In wonderful red, white, and blue livery, this drag-strip beauty is the only surviving altered wheelbase car from Sox & Martin’s 1965 fleet and the earliest surviving Sox & Martin factory Hemi car. It’s equipped with mechanical fuel injection, headers, Keystone Klassic wheels, and four-speed manual transmission—as if Ronnie Sox would have it any other way.
1964 Dodge 330
Dick Landy was a match-racing legend and the father of altered wheelbase cars. This 1964 330 was among the earliest Hemi cars produced, and Landy used it to capture the 426 Hemi’s first drag race win at a sanctioned event by claiming victory in the A/Modified Production class at the Hot Rod Magazine race in Riverside on June 12, 1964. Soon after, Landy swapped in a Dodge van’s solid front axle, moving the front wheels forward in the process. Moving the rear wheels up to match created what would be known as the world’s first funny car, months before the factory altered wheelbase cars were built. A hallmark of ’60s innovation, this car is a significant piece of drag racing history.

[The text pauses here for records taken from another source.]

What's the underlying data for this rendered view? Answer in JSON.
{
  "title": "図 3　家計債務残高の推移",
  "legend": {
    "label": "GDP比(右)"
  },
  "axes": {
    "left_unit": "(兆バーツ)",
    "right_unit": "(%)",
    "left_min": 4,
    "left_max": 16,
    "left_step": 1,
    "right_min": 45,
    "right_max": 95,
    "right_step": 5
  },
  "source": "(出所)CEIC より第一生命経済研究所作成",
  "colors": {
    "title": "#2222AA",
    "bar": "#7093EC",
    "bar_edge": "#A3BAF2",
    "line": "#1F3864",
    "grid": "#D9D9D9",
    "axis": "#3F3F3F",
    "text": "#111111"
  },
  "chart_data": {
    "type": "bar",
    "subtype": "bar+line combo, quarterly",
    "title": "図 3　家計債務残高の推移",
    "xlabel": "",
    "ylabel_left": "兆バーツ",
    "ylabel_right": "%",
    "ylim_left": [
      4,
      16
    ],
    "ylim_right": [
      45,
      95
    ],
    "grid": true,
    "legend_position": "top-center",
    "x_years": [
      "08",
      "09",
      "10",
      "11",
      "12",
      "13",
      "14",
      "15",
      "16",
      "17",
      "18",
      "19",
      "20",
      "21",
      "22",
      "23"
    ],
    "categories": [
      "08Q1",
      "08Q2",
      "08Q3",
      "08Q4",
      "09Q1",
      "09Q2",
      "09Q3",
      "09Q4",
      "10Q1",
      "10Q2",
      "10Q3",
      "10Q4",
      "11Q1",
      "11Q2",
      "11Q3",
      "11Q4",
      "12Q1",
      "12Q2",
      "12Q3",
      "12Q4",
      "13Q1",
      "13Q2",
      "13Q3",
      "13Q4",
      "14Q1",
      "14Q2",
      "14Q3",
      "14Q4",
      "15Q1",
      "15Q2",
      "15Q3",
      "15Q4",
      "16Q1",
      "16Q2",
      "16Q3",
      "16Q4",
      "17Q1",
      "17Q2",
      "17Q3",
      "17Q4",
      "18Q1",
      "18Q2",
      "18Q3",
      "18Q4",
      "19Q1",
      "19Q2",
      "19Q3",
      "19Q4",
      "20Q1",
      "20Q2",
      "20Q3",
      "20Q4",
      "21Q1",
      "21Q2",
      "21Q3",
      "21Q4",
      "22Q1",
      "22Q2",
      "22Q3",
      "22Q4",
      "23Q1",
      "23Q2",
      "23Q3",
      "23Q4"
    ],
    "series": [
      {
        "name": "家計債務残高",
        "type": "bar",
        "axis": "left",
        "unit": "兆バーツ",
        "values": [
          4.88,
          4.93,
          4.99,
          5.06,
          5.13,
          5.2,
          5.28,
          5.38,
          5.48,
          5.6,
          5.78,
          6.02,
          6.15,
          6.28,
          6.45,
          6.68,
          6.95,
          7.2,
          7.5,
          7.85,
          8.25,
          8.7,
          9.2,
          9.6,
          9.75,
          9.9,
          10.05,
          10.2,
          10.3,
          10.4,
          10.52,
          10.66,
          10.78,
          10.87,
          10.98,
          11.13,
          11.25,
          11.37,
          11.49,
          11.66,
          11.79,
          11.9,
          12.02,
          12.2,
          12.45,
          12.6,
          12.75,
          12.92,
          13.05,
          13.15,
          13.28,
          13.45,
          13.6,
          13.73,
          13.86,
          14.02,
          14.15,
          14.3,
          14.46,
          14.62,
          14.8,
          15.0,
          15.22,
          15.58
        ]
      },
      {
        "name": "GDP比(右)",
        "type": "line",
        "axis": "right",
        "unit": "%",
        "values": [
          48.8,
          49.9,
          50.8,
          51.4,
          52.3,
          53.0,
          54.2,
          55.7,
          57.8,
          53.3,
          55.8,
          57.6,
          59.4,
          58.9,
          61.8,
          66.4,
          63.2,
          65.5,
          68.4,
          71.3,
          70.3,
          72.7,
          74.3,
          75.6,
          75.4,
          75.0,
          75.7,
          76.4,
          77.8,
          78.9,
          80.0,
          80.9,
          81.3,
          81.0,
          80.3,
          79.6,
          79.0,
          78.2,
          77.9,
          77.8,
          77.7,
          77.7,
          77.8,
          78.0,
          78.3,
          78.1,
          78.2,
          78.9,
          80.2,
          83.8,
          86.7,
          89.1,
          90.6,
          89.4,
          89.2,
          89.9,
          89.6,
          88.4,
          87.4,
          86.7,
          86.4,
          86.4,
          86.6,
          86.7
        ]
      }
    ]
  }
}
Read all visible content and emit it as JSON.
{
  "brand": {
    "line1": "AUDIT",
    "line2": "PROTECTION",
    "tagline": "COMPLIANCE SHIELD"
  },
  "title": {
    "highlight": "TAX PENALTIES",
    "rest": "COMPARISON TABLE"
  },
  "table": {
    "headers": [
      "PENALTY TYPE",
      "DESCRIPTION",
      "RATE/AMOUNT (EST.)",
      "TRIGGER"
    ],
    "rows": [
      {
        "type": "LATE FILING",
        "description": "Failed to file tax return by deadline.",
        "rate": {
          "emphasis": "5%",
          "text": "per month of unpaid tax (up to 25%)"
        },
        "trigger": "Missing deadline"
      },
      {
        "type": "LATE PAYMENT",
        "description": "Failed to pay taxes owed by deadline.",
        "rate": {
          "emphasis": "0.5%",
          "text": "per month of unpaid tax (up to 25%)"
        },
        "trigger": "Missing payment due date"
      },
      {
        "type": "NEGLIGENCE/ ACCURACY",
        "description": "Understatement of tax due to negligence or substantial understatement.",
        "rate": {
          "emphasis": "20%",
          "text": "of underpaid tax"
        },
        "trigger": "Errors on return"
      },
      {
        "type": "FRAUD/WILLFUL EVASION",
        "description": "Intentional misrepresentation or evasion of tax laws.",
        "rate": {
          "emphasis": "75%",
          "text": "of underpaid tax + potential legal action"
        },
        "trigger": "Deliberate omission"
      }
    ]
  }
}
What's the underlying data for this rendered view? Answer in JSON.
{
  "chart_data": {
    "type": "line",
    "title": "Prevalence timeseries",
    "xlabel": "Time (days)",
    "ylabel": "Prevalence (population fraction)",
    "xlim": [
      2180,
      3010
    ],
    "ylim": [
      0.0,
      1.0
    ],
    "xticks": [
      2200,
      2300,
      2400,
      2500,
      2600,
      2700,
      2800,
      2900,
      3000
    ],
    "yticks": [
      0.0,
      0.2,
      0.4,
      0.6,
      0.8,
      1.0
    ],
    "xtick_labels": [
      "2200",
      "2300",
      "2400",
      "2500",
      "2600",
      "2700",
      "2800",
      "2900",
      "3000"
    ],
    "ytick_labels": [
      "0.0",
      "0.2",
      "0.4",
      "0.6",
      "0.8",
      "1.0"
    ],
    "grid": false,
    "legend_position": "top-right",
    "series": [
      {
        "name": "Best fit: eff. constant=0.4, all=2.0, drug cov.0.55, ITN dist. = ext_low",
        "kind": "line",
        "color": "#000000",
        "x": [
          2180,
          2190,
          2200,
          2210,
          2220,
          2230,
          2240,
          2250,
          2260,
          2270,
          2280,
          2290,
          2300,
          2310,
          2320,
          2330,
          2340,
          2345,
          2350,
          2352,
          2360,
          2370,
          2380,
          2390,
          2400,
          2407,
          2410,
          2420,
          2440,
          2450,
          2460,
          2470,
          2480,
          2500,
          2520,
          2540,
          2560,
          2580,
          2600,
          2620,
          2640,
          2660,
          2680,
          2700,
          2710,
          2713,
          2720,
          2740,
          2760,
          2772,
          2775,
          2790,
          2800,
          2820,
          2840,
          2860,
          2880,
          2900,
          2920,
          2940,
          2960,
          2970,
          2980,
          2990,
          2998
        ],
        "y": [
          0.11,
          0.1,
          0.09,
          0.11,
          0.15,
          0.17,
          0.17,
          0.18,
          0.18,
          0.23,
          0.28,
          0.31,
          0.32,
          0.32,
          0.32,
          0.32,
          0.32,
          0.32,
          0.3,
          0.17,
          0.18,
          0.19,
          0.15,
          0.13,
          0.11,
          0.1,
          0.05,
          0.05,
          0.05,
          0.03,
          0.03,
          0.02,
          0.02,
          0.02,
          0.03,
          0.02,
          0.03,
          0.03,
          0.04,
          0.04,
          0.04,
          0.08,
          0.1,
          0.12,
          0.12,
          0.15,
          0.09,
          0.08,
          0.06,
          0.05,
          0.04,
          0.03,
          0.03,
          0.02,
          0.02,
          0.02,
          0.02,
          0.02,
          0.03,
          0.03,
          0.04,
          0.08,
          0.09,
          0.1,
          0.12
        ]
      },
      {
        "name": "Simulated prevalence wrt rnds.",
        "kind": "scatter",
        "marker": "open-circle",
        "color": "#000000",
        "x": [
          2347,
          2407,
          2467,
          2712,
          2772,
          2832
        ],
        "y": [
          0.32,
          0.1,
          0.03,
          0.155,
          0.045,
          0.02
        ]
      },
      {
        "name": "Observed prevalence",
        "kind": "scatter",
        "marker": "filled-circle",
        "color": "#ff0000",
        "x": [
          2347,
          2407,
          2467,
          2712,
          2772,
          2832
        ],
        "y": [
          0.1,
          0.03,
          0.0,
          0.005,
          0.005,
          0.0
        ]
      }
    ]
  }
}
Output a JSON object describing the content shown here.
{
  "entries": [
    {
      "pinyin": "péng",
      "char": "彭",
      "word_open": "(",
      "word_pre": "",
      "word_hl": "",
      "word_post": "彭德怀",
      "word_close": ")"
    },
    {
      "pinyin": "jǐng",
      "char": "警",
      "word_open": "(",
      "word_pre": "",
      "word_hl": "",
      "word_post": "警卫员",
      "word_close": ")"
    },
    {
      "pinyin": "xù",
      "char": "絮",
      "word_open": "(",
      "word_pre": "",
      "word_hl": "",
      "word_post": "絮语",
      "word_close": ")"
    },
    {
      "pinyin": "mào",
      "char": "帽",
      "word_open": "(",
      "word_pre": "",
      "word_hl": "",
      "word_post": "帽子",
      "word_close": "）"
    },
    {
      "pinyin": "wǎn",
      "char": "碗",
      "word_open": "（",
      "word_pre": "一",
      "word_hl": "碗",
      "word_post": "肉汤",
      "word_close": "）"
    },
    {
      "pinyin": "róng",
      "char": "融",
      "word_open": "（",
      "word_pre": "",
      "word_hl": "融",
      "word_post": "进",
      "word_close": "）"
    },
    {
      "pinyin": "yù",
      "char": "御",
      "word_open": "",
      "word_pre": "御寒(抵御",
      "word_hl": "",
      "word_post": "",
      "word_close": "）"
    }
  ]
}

1968 Dodge Dart Super Stock
Only around 80 1968 Dodge Darts were equipped with 426 Hemi engines, each with drag racing in mind. This example is one of two used by Dick Landy as part of his factory-backed drag racing and performance clinics and the only one with a four-speed transmission. Campaigned form 1968–70 in various livery and trim, it has been restored to match its appearance in 1968–69.